(Le Pays
11/10/2012)
Plus l’on s’approche de la date du sommet de la Francophonie
en République démocratique du Congo (RDC), prévu le 13 octobre prochain, plus le
chef de l’Etat français, François Hollande, dévoile ses intentions.
A la
faveur d’une conférence de presse qu’il a co-animée le 9 octobre à Paris avec le
secrétaire général des Nations unies, Ban Ki-moon, le président français a
déclaré sans fioritures diplomatiques que « la situation en RDC est tout à fait
inacceptable sur le plan des droits, de la démocratie et de la reconnaissance de
l’opposition ».
Il n’en fallait pas plus pour que le pouvoir de Kinshasa
montât sur ses grands chevaux. Par la voie de Lambert Mende, porte-parole du
gouvernement congolais, il a tenté de minimiser l’importance des propos du
locataire de l’Elysée en rétorquant que ce dernier était « mal informé » sur ce
qui se passe réellement au Congo.
Une réaction légitime, certes, mais
tout de même très malhabile pour un gouvernement dont des preuves de
l’illégitimité ont été données à voir même au-delà des frontières du pays. Et le
président congolais, Joseph Kabila, est assez bien placé pour renseigner
quiconque l’ignorerait que les Français sont rarement les derniers à être
informés sur ce qui se passe dans les pays francophones.
Que le
président Kabila opte pour la stratégie de l’autruche, c’est son droit, mais
qu’il se tienne pour dit qu’en se chatouillant, il ne peut que rire seul. Dit
autrement, les tentatives de démenti des autorités congolaises ne convaincront
que ceux qui sont d’office, aveuglement et irrémédiablement acquis à leur cause.
Il ne serait pas non plus étonnant, et leur réaction en est d’ailleurs
déjà la preuve, que la sortie du président français ne fasse pas plus d’effet
sur ses destinataires que l’eau sur les plumes d’un canard. Qu’à cela ne tienne,
elle aura eu au moins le mérite de présenter aux gouvernants congolais un
miroir, quitte à ce qu’ils refusent d’y voir le reflet de leur image politique
réelle vue de l’extérieur.
Et pas de n’importe qui, de l’invité le plus
prestigieux de la 14e grand-messe des pays francophones et à qui ils s’apprêtent
à dérouler le tapis rouge.

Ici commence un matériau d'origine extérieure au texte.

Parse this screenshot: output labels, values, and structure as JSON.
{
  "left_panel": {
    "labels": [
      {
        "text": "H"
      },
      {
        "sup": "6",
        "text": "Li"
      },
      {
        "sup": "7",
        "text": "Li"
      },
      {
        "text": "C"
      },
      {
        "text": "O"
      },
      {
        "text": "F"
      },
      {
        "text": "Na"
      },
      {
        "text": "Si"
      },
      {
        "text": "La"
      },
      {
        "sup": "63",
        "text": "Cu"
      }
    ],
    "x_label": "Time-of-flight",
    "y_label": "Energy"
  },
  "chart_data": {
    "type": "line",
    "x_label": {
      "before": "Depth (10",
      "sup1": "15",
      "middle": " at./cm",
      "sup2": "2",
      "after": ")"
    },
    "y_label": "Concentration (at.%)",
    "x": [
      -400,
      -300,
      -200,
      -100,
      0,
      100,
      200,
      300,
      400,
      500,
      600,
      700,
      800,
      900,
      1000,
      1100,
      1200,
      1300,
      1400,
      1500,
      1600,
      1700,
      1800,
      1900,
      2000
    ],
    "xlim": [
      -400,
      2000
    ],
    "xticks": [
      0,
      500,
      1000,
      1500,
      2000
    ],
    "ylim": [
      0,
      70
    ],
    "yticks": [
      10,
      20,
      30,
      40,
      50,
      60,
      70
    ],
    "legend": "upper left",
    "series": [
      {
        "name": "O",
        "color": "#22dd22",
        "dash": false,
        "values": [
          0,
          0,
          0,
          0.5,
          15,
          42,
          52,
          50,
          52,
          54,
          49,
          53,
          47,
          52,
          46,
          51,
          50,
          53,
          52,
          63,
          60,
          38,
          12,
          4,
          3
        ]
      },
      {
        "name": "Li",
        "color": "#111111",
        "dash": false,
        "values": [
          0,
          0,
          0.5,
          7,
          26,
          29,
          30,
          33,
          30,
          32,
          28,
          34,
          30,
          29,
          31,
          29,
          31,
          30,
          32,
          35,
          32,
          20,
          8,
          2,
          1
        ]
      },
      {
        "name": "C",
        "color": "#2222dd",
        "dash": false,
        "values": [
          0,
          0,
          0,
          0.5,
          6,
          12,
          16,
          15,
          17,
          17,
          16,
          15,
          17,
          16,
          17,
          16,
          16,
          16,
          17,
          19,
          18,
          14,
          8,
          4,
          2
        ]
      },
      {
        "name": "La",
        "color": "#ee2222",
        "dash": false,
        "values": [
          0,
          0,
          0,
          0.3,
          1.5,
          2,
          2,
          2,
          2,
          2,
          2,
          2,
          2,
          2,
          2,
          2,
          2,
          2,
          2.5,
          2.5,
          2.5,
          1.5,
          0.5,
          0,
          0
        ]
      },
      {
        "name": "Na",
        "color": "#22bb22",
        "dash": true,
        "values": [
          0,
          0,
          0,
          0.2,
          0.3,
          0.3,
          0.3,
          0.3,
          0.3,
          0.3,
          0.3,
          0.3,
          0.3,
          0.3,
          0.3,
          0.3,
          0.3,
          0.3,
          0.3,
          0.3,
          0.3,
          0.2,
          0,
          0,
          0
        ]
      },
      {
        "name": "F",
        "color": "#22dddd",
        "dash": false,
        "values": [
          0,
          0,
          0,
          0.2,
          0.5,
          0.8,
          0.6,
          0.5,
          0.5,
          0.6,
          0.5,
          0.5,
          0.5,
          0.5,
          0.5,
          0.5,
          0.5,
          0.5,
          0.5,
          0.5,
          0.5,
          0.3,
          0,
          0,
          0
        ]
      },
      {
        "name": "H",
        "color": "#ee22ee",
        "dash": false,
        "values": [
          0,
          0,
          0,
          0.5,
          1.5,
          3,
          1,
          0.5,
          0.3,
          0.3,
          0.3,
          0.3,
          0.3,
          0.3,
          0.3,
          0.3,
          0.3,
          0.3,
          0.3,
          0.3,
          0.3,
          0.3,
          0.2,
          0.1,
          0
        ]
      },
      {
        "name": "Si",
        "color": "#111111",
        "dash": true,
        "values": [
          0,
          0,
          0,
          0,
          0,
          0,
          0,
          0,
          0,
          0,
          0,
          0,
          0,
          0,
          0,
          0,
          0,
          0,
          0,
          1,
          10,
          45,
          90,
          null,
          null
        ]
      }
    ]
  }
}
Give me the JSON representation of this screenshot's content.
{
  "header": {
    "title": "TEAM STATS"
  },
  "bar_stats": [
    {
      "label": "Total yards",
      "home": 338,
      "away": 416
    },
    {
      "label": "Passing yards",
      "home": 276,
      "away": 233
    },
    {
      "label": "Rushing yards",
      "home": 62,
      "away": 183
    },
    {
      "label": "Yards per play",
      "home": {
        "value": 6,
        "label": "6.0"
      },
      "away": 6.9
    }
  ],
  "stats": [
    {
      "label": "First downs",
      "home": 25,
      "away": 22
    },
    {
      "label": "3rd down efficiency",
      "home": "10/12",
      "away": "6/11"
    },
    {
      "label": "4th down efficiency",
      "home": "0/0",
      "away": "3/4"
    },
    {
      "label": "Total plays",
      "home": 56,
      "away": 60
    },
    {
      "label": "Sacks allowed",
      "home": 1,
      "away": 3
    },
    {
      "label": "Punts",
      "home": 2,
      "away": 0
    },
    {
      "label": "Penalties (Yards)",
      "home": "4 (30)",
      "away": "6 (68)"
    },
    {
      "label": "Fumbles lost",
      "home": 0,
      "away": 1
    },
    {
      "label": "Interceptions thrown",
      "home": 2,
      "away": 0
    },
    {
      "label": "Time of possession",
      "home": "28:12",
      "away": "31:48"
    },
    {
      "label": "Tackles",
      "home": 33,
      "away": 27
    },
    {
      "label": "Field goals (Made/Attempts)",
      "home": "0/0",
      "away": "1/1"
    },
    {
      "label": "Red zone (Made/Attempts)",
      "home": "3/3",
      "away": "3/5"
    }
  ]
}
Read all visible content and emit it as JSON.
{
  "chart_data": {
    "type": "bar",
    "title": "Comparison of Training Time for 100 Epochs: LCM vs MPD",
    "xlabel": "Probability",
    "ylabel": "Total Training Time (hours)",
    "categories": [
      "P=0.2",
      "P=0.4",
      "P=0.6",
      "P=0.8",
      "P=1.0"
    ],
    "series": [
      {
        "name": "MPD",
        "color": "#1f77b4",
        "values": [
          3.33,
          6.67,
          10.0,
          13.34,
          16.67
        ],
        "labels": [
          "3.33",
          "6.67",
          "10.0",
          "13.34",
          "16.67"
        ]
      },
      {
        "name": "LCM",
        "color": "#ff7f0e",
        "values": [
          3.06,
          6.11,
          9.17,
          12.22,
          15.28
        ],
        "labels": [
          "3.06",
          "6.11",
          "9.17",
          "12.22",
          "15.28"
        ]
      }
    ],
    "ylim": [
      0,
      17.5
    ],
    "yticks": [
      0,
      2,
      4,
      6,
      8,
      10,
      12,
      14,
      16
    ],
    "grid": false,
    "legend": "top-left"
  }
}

A quatre jours du sommet, ce dernier n’aurait du
reste pas pu rêver d’une occasion plus appropriée que la présence du SG de l’ONU
pour clarifier sa position sur la situation démocratique en RDC.
Il
prouve par la même occasion que le fait qu’il ait accepté d’aller au sommet ne
veut pas dire qu’il caressera toujours son homologue congolais dans le sens du
poil. Le pouvoir socialiste français a promis de rechercher un dialogue franc et
direct avec les pouvoirs africains. Nonobstant la polémique qui a prévalu sur sa
participation ou non au sommet, le « président normal » a préféré à la politique
de la chaise vide, celle d’une présence bruyante et qui pourrait aussi être
gênante. Car, le moins que l’on puisse dire, c’est que le gouvernement kinois
s’attendait à tout sauf à des propos aussi directs, voire crus, de la part du
premier des Français. Celui-ci qui, malgré la protestation de l’opposition
congolaise et les tentatives de dissuasion des associations françaises, n’est
jamais revenu ni sur la décision de confier l’organisation du sommet à la RDC,
ni sur celle d’y assister personnellement. Kabila avait donc jubilé un peu trop
tôt, car le voilà désormais prévenu que sa victoire sur ses détracteurs dans son
combat pour abriter le sommet ne le met nullement à l’abri de la moindre
égratignure. Plus que gêné aux entournures, il court maintenant le risque d’être
le dindon de la farce dans ce bras de fer qu’il semble déterminé à engager avec
les Français. Mais Kinshasa 2012 sera-t-il le sommet de la vérité ? François
Hollande, une fois dans la capitale congolaise, tiendra-t-il à son homologue le
même langage de fermeté qu’il a tenu à des milliers de kilomètres ? Le président
français a également promis de rencontrer « l’opposition politique, les
militants associatifs, la société civile », et de « tout dire, partout », lors
de son séjour kinois. Il a en tout cas annoncé la couleur en se faisant précéder
à Kinshasa par un message présageant, comme l’a laissé entendre David Assouline,
porte-parole du Parti socialiste, une diplomatie autre que celle de l’ère
Sarkozy. Pourra-t-il conjuguer cette nouvelle vision avec la préservation tous
azimuts des intérêts français, afin d’éviter que la realpolik n’entrave une fois
de plus l’avènement de la rupture annoncée par son prédécesseur mais dont on
tarde à voir la vraie couleur ? Seuls les résultats du sommet, notamment en ses
volets politique et diplomatique, nous en diront davantage.